Background: Diet with increased content of salt (High Salt Diet, HSD) is widely used for accelerating some aging-associated pathology – gastritis, renal, neuronal failure, hypertension development in HSD-sensitive strains of mice. HSD-induced hypertension is a relatively fast model of age-related hypertension and is used to study and treat cardiovascular and other age-associated diseases. In 2-3 weeks being kept on HSD (8% NaCl) aged normotensive mice develop at least 15 mmHg systolic blood pressure elevation compared to baseline, providing a model for studying the efficacy of new cardioprotective and anti-age agents.

The dynamics of systolic blood pressure in C57Bl6/j aged (25-month-old) and adult (4-month-old) mice kept on HSD. Mice are placed in plastic holders set on the warming platform for 2-3 min to achieve stress-reducing and the tail temperature of 32-34°C before the testing. Systolic and diastolic blood pressure (BP) were measured. Mean BP and pulse pressure (PP, difference between systolic and diastolic BP) values were then calculated.

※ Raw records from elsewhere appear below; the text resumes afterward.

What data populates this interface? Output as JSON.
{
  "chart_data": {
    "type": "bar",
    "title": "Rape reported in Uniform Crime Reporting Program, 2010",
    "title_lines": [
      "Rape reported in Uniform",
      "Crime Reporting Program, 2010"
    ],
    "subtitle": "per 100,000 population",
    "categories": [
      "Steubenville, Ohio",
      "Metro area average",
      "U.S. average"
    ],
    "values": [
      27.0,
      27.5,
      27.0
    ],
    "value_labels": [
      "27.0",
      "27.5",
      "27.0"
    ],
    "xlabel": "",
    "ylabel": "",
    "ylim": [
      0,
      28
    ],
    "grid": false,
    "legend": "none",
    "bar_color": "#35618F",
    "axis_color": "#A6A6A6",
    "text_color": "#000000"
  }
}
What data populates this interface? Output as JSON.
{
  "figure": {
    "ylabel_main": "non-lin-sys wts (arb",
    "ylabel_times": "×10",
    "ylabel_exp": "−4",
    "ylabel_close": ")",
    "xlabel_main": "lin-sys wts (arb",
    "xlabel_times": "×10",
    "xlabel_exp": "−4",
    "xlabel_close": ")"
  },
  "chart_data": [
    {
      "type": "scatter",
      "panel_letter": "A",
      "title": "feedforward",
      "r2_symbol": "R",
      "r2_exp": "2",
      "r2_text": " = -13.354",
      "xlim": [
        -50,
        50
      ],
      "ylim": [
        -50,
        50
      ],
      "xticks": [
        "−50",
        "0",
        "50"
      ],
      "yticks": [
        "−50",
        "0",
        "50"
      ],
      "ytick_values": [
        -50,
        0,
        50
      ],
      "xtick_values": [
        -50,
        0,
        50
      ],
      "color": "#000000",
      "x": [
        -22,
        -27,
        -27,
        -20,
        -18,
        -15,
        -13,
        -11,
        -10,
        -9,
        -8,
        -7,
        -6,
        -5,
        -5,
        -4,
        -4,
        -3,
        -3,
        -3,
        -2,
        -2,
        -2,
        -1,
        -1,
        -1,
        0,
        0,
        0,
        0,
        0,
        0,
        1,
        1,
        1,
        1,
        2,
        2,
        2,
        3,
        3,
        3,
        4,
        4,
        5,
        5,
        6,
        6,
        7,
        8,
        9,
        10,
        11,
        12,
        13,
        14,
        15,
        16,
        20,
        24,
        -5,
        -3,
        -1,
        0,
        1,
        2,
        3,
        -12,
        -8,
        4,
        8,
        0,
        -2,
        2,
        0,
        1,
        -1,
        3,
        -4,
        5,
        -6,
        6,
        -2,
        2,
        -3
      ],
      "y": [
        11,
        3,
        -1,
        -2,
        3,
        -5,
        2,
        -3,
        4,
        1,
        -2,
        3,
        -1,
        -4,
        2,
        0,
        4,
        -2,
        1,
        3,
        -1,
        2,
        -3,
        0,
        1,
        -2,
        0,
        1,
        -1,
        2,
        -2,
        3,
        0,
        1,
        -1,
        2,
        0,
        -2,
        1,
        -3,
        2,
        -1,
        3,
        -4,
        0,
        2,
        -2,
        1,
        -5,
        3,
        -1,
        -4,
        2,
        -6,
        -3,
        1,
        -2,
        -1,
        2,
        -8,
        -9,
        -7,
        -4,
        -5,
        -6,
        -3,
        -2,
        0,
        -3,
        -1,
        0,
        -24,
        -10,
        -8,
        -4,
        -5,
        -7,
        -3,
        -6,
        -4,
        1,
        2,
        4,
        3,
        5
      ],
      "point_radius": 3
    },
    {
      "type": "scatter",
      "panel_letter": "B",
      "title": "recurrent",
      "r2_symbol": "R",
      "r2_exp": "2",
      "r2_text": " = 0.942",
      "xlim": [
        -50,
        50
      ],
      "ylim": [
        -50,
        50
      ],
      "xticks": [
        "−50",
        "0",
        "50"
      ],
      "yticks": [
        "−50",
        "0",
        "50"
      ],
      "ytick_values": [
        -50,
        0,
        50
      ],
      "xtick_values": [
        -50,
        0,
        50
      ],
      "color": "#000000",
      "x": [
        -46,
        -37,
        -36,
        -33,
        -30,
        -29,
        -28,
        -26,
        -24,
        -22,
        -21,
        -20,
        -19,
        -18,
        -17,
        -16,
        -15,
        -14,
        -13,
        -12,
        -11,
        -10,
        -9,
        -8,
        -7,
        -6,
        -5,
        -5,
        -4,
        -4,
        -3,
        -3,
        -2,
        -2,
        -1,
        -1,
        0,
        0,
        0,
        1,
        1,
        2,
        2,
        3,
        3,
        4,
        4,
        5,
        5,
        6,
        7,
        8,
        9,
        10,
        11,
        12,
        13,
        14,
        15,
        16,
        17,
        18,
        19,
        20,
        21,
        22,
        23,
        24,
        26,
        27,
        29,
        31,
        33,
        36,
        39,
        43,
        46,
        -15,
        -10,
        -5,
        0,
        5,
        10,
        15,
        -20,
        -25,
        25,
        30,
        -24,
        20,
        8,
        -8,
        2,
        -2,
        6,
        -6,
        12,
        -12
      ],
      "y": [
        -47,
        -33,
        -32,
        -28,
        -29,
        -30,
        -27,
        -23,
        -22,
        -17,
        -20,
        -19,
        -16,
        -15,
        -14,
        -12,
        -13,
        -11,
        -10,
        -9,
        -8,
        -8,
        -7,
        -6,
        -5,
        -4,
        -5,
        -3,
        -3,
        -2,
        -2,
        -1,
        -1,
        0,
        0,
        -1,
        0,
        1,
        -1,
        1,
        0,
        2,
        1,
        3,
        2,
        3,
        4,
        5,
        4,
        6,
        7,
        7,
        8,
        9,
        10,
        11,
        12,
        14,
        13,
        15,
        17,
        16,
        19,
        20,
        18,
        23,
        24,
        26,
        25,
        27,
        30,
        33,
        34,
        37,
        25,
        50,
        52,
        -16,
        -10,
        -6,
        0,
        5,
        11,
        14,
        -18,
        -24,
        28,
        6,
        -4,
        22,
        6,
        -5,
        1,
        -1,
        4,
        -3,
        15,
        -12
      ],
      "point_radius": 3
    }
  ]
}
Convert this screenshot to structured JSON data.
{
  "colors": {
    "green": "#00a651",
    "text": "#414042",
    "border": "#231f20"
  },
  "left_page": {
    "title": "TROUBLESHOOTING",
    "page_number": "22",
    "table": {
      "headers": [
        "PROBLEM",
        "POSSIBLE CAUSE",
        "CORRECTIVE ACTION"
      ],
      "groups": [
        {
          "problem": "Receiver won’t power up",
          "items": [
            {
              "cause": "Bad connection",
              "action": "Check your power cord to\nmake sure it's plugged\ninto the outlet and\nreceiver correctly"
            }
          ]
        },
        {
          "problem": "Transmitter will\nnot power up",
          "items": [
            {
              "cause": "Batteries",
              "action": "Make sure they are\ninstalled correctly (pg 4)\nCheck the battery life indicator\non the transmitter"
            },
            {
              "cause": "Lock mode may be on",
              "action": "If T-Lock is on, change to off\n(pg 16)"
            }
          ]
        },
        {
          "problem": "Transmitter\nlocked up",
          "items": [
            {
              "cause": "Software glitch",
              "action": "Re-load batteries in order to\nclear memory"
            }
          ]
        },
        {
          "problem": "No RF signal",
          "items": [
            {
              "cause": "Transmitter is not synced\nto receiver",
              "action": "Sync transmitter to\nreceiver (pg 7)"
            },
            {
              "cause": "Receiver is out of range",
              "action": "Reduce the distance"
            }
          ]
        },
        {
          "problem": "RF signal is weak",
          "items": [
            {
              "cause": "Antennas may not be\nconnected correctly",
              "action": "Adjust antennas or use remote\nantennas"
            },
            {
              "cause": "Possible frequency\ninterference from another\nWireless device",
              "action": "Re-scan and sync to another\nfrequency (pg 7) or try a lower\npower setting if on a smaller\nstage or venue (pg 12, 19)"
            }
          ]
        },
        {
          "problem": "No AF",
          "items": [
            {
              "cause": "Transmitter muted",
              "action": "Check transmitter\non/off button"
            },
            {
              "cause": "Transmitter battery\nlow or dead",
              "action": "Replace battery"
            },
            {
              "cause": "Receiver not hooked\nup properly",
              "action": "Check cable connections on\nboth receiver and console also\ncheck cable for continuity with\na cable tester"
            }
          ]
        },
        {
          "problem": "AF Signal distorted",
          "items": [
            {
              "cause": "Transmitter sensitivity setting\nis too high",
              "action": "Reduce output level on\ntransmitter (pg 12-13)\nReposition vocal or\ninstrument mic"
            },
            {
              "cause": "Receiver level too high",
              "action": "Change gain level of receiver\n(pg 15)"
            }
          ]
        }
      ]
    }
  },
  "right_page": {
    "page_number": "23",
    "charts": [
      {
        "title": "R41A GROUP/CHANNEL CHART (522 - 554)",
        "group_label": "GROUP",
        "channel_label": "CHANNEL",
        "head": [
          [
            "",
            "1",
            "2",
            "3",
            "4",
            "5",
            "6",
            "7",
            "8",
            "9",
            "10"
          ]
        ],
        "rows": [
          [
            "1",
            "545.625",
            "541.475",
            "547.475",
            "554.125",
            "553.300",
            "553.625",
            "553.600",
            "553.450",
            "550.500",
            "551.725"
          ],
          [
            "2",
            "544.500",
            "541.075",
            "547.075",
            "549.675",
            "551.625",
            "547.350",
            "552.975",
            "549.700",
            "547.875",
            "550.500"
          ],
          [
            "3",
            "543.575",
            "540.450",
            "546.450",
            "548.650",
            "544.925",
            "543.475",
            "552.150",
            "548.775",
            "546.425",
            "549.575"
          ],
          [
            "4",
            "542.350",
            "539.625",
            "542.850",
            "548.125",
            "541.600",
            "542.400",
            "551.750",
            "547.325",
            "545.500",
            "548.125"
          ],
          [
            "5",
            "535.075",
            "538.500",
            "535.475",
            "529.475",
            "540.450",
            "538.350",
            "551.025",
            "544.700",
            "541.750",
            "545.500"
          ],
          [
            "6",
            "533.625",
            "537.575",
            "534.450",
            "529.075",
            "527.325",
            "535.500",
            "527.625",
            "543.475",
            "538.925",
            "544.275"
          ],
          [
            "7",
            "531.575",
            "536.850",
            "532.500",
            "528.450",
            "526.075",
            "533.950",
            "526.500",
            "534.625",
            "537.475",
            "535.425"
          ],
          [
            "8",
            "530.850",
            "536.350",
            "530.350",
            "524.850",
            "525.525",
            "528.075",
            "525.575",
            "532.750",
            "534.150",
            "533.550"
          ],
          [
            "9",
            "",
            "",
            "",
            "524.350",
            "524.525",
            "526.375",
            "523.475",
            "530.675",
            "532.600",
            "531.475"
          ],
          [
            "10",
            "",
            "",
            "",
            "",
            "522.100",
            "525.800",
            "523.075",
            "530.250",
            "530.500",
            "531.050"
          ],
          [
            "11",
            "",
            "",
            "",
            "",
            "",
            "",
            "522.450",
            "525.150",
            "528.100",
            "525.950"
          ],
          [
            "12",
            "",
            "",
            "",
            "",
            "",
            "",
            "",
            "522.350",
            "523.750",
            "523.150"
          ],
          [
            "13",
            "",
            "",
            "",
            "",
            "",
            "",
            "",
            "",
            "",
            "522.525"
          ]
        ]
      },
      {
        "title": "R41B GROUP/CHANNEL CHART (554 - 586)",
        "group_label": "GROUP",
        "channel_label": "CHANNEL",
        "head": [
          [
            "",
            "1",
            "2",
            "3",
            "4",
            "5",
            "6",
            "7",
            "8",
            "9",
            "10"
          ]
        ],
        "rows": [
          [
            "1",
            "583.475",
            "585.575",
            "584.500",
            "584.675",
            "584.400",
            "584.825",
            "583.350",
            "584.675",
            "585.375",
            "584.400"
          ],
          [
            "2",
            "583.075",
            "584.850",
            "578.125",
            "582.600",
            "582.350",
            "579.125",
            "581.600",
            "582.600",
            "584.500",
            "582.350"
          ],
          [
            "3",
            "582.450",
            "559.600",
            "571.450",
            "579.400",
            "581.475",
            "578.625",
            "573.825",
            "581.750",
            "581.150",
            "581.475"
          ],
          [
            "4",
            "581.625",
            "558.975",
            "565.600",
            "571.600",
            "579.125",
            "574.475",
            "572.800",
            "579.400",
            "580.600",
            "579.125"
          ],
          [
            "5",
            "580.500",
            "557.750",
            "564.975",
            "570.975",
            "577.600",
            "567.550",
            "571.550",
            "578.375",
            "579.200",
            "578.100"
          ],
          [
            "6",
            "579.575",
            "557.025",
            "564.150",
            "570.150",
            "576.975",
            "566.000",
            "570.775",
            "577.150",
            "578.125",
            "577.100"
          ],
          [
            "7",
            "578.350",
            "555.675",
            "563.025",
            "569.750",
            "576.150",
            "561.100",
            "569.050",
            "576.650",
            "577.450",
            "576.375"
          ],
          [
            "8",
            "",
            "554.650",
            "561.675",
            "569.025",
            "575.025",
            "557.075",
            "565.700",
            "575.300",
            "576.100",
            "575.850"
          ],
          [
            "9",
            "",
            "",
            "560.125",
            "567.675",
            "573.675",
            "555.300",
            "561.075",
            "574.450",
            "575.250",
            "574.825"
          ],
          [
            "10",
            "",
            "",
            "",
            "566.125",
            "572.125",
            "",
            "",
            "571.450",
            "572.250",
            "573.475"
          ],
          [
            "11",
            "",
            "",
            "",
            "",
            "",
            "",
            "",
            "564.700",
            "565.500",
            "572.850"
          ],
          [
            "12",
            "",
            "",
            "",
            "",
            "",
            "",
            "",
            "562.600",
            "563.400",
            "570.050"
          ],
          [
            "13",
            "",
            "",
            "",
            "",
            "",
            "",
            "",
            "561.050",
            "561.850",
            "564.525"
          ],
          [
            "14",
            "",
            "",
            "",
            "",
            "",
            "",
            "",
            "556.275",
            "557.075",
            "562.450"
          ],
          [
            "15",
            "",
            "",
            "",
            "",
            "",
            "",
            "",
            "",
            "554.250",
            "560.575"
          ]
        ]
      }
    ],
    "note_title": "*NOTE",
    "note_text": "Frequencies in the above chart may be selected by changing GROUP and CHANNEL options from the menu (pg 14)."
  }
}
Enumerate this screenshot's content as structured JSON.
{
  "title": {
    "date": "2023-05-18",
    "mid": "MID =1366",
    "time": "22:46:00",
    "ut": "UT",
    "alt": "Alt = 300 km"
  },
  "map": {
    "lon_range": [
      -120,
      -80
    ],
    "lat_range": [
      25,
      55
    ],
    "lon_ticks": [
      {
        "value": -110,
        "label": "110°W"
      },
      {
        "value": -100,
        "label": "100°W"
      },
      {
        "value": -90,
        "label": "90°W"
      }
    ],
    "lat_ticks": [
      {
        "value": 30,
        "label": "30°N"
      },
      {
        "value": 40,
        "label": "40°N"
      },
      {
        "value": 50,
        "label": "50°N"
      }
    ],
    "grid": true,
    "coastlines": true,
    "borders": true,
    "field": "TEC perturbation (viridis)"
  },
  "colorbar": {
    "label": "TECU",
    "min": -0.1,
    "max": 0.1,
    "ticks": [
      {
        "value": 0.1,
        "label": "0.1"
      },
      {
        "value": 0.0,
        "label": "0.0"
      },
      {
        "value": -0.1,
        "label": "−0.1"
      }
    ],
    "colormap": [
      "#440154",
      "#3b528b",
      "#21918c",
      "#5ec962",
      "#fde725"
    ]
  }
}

Service details: A standard study design for the model of HSD-induced hypertension includes 3 groups of mice (vehicle dosed, treated with reference compound (optional), and tested compound treated group), 10-15 mice per group, 7 days of acclimatization period, 2-3 weeks of HSD to develop hypertension, and 2-4 weeks of testing and post-treatment observation. Terms of treatment and post-treatment observation could vary. Blood pressure is measured in the tail of a mouse using volume pressure recording sensor technology with the CODA (Kent Scientific, USA) mouse/rat tail-cuff system. Mice treatment procedures include invasive (by IV, IP, SC routes), and non-invasive (PO route, and diet incorporated) routes of drug administration. Gross necropsy is performed on all animals at the endpoint. Specific tests, such as hematological, urinary, and blood clinical chemistry analysis, food intake, physiological tests (for example, grip strength test), histopathology, etc. in combination with more definitive toxic or gross pathology endpoints are available on request.